Ford’s the target because 65 per cent of Ontarians have a negative impression of his government. In fact, the Liberals can use Ford’s government as the bad example of conservatism across much of Central and Eastern Canada, where the Ontario premier’s approval rating tops out at about 15 per cent, according to Abacus Data.

And where the spectre of Doug Ford doesn’t send shivers down the spines of potential voters, there’s always the ghost of Stephen Harper to fall back on.

It’s all part of the Liberal strategy to define the current federal Conservatives, and their leader Andrew Scheer, as cut from the same cloth as those mean Conservatives, whether they are in power, like Ford’s Ontario Tories, or just a fading, unpleasant memory, like Harper’s late federal government.

Andrew Scheer is Stephen Harper with a smile, or maybe Doug Ford but in the compact model, according to Liberals.

When the campaign starts in earnest, the Liberals know that Andrew Scheer will become the face of federal Conservatives, but by then they hope to have him painted the same shade of melancholy blue that attached to Stephen Harper in years past or to Doug Ford in present day Ontario.

And why not? All indications are that it’s working.

Having regained the lead in seat-rich Ontario, and with double-digit leads in polls in Quebec and Atlantic Canada, the federal Liberals have risen from near death just months ago, at the height of the SNC-Lavalin affair, to regain their place as the favourites to win.

The Conservatives and Liberals are still in a virtual dead heat in national polls. Both parties have the support of something like 35 per cent of the Canadian electorate. But, as it now stands, Liberal support is likely to be more efficient in producing seats in the House of Commons.

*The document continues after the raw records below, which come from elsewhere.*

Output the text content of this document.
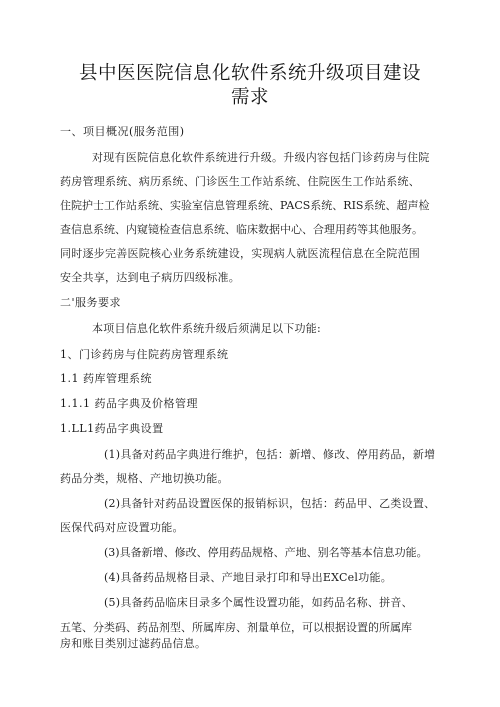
县中医医院信息化软件系统升级项目建设
需求
一、项目概况(服务范围)
对现有医院信息化软件系统进行升级。升级内容包括门诊药房与住院
药房管理系统、病历系统、门诊医生工作站系统、住院医生工作站系统、
住院护士工作站系统、实验室信息管理系统、PACS系统、RIS系统、超声检
查信息系统、内窥镜检查信息系统、临床数据中心、合理用药等其他服务。
同时逐步完善医院核心业务系统建设，实现病人就医流程信息在全院范围
安全共享，达到电子病历四级标准。
二'服务要求
本项目信息化软件系统升级后须满足以下功能:
1、门诊药房与住院药房管理系统
1.1 药库管理系统
1.1.1 药品字典及价格管理
1.LL1药品字典设置
(1)具备对药品字典进行维护，包括：新增、修改、停用药品，新增
药品分类，规格、产地切换功能。
(2)具备针对药品设置医保的报销标识，包括：药品甲、乙类设置、
医保代码对应设置功能。
(3)具备新增、修改、停用药品规格、产地、别名等基本信息功能。
(4)具备药品规格目录、产地目录打印和导出EXCel功能。
(5)具备药品临床目录多个属性设置功能，如药品名称、拼音、
五笔、分类码、药品剂型、所属库房、剂量单位，可以根据设置的所属库
房和账目类别过滤药品信息。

Conservative support is heavily concentrated in Alberta and the Prairies, where the party is likely to come pretty close to running the table. But, even if Conservatives won every seat from the Manitoba-Ontario border to the Rockies, that’s just 62 in the 338-seat Commons.

The Liberals can’t match the Conservatives western strength anywhere, but they lead where most of the seats are, in Ontario and Quebec, with 121 and 78, respectively. And, with the NDP fading in both provinces, Liberals are well positioned to win a lot of head-to-head races with Conservatives.

The Liberals’ most commanding lead is in Atlantic Canada, where they won all 32 seats in 2015. That feat won’t be repeated this fall, but the attention the region is getting lately from federal cabinet ministers tells you that in October every seat will matter.

Canadians may have to wait for the final returns from the West Coast on election night to see who will govern them, or if it’s a majority or minority. British Columbia is the one province that offers a lot of three-way and even four-way races because of the strength of both the NDP and the Green Party there.

If we learned anything from the 2015 election, it’s that campaigns matter. The Conservatives have plenty of time and lots of money to take back lost ground in Ontario and take the election back from the Liberals. But it seems to get that done, they need to convince Ontarians that Andrew Scheer is nothing like Doug Ford.